Wenig überrascht war man in der baden-württembergischen Stadt Ostfildern über die Nachricht vom Cyberangriff auf das Landratsamt Halle-Bitterfeld (Sachsen-Anhalt). Dort hatten Hacker im Frühsommer nicht nur die Auszahlung von Leistungen wie BAFöG oder Renten lahmgelegt, sondern auch persönliche Daten gestohlen und zu Erpressungszwecken veröffentlicht. Für Rainer Lechner, den Ersten Bürgermeister der Großen Kreisstadt, „war es nur eine Frage der Zeit, bis auch kommunale Einrichtungen zum Ziel werden.“ „Daher haben wir schon seit 2016 unsere Anstrengungen in Sachen Datenschutz und bei der Datensicherheit erheblich intensiviert“.

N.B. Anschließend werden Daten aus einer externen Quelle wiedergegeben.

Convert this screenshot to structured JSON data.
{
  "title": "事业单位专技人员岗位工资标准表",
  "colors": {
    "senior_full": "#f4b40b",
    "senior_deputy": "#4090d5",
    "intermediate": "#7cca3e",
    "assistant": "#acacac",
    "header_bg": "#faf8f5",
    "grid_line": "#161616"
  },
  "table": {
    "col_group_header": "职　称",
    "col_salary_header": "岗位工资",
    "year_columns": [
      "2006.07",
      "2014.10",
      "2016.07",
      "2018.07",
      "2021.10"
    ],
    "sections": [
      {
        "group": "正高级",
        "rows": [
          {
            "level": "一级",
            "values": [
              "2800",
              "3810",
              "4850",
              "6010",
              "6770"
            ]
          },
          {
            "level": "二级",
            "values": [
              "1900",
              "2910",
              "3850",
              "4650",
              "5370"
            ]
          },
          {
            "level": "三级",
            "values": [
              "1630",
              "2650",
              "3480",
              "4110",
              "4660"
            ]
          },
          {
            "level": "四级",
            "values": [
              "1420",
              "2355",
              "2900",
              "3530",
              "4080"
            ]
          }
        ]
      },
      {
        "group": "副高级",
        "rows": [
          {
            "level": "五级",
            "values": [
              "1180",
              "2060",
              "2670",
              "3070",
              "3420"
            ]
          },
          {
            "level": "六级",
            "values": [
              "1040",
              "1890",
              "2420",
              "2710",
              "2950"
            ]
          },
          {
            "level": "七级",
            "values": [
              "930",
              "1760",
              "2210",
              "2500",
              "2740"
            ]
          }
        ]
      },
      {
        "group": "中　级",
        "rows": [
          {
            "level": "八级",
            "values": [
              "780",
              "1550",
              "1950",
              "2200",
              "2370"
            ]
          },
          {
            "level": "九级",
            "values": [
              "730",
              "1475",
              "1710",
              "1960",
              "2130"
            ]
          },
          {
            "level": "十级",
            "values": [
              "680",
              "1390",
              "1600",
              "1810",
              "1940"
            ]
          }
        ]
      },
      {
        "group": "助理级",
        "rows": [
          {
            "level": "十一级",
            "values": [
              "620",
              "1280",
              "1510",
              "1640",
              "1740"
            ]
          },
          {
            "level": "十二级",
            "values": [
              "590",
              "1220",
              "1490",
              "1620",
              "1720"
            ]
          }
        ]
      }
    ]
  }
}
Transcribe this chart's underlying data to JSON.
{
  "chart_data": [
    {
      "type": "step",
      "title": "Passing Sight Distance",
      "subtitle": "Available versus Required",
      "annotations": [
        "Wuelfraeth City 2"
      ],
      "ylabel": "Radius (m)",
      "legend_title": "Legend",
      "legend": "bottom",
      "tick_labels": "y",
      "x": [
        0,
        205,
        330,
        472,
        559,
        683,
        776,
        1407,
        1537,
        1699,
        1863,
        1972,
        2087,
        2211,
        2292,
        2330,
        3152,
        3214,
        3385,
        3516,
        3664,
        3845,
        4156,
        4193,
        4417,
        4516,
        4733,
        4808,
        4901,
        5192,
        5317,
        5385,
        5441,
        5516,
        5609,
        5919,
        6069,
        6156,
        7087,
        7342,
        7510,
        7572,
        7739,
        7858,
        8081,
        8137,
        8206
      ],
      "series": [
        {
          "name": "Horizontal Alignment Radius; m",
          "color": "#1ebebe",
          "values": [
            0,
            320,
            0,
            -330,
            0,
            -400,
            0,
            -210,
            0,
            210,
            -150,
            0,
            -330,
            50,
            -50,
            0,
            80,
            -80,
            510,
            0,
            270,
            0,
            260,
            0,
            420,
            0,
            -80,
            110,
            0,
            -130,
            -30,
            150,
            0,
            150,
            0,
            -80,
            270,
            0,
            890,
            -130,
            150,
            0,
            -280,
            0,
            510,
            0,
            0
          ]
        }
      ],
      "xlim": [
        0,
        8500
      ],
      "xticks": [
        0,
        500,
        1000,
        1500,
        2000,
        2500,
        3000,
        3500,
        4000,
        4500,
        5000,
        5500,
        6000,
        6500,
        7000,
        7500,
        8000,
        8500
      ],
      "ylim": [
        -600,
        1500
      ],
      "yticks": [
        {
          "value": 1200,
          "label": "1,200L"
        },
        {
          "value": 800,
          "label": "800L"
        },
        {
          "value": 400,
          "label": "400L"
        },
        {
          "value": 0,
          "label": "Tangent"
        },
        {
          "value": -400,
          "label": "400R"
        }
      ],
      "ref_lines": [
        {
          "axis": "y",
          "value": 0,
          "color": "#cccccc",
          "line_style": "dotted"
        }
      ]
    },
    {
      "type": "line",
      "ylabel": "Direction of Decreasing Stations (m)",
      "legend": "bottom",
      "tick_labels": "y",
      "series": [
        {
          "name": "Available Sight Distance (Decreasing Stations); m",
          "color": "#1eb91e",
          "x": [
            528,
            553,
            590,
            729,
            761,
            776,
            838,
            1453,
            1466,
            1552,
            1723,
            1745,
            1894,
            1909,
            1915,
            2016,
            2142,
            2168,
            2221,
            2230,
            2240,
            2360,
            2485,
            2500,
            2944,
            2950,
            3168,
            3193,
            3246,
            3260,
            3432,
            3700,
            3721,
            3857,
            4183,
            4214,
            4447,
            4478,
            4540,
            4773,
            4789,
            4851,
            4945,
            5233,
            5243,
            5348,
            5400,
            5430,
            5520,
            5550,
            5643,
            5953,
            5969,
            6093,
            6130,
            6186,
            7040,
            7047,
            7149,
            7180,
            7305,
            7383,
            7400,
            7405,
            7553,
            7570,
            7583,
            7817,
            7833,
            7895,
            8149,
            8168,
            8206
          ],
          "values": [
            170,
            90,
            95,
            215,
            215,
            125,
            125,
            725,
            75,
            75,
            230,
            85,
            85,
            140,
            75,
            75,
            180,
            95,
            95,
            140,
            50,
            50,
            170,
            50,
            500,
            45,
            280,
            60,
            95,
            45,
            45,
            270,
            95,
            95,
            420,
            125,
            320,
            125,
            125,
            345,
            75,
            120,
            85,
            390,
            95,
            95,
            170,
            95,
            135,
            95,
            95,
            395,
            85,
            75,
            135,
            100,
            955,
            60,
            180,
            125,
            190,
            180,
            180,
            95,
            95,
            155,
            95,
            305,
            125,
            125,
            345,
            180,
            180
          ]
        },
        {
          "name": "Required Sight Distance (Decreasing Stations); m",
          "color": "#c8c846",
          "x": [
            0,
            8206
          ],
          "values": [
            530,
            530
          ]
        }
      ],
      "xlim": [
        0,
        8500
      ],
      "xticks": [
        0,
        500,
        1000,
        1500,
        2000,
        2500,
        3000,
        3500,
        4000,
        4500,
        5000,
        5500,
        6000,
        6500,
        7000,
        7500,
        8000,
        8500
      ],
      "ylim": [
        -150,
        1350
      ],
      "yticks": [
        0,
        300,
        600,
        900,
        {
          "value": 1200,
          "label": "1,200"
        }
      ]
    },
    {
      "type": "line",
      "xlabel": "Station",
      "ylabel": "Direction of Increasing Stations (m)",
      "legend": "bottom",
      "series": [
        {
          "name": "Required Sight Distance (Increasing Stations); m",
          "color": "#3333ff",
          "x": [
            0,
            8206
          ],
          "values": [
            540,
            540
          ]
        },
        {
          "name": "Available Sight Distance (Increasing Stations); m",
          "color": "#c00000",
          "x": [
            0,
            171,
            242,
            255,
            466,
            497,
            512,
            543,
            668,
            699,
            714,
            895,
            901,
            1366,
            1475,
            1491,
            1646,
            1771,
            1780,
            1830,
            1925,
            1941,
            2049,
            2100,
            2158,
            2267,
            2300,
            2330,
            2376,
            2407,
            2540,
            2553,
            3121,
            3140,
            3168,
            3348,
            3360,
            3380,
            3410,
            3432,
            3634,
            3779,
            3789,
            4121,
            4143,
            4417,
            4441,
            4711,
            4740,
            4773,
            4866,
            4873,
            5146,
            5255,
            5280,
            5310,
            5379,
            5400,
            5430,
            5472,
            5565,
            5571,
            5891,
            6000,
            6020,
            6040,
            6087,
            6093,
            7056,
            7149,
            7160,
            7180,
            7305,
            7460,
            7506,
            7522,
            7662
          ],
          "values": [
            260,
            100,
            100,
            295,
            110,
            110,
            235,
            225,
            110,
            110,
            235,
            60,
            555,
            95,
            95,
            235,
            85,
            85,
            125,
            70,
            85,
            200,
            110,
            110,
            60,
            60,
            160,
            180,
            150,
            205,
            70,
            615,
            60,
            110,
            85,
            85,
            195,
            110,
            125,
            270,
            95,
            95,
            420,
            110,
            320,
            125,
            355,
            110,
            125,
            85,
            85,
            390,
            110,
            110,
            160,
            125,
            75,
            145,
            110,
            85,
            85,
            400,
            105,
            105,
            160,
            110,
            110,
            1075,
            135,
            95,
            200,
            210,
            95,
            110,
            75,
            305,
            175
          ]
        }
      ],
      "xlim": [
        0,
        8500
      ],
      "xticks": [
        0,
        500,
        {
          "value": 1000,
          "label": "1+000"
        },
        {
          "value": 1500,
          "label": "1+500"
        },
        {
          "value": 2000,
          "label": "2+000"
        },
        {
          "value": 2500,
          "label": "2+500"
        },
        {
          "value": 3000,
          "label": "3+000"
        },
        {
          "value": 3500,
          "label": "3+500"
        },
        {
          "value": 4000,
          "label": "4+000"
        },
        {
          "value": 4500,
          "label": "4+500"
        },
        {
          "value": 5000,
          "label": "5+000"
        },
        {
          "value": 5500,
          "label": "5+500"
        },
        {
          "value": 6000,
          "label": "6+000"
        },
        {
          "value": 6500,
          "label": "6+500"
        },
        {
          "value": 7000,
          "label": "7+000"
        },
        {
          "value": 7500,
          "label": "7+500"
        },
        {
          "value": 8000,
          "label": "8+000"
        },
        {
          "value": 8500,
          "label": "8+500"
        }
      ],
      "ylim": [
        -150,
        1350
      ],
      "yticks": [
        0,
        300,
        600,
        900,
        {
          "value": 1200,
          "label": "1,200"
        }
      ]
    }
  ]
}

Die erhöhten Anforderungen zur schnellen und zuverlässigen Übermittlung der Ergebnisse der bevorstehenden Bundestagswahl boten jüngst den Auslöser dafür, zusätzlich auf externen Sachverstand zu setzen. Die Wahl fiel dabei auf den Bereich „Full Kritis Service“ (FKS) der EnBW.
Umfangreicher Sicherheitskatalog für Übermittlung der Wahl-Ergebnisse
„Aktuell geht es um einen umfangreichen Katalog des Bundesamts für Sicherheit in der Informationstechnik (BSI)“, erläutert Dominik Rothe, Leiter der Abteilung „Allgemeine Verwaltung“ der Zentralen Dienste. Diese Anforderungen wiederum bauen auf einem allgemeinen „Grundschutz-Profil“ für Informations-Technik (IT) in kommunalen Verwaltungen auf. „Da dieses Projekt Großteils Bausteine beinhaltet, welche der Einführung eines ISMS dienen, blicken wir schon weit über den Wahltag hinaus“.
Da bis dahin nur wenige Wochen bleiben, hatten die Experten der EnBW bereits im Juli mit einem sogenannten „Soll-Ist-Abgleich“ der städtischen IT begonnen. Die potenziellen Risiken wurden zunächst gemeinsam analysiert und auf ihre Dringlichkeit bewertet. Die ermittelten Punkte, die vor allem technischer Natur sind, werden nun in gemeinsamen Teams aufbereitet. Projektleiter Mario Kraemer baut dabei auf die jahrzehntelangen Erfahrungen der EnBW im Bereich „Kritischer Infrastrukturen“ wie Kraftwerken oder Versorgungsnetzen. Der Spezialist für IT-Sicherheit ist sich zudem sicher: „Das schaffen wir noch“.